Comme pour la pression des pneus ou la respiration, le problème n’est pas votre manque de force, mais une erreur technique invisible.

Découvrez comment un simple changement de méthode peut transformer vos descentes en un moment de récupération active.

L’erreur fatale : Le freinage “en continu”

L’erreur la plus courante consiste à garder les doigts sur les freins et à exercer une pression légère mais constante tout au long de la descente par peur de prendre trop de vitesse.
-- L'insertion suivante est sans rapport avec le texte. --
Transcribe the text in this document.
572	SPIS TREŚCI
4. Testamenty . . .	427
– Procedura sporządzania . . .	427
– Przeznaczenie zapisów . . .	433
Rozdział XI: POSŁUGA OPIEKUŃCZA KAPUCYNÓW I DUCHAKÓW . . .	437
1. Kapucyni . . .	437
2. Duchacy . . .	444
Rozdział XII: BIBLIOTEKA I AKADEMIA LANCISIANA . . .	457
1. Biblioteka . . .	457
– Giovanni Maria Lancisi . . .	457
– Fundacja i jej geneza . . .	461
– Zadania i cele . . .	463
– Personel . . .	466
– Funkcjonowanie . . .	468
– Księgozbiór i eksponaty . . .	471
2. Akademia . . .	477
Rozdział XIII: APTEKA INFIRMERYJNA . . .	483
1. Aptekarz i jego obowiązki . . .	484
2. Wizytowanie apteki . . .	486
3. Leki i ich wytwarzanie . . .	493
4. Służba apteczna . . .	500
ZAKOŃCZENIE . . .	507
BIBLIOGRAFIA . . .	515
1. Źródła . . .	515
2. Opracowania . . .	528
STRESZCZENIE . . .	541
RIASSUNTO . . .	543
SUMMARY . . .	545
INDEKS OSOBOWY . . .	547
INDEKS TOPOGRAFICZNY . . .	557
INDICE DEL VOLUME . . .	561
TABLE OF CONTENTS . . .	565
On appelle cela “lécher les freins”.

Pourquoi c’est une catastrophe pour vos jantes ?

En frottant sans arrêt, vos patins (ou vos plaquettes de disques) génèrent une chaleur constante qui n’a pas le temps de s’évacuer.

  • Sur freins à patins : La jante chauffe tellement qu’elle peut faire éclater la chambre à air (explosion thermique).
  • Sur freins à disques : Le liquide de frein peut entrer en ébullition, rendant vos leviers totalement mous et inefficaces (le “fading”).

Pourquoi c’est une catastrophe pour vos muscles ?

Maintenir une pression constante demande une contraction statique de vos avant-bras et de vos mains. Cela coupe la circulation sanguine et crée une fatigue musculaire rapide. En bas du col, vous n’avez plus de force pour piloter avec précision.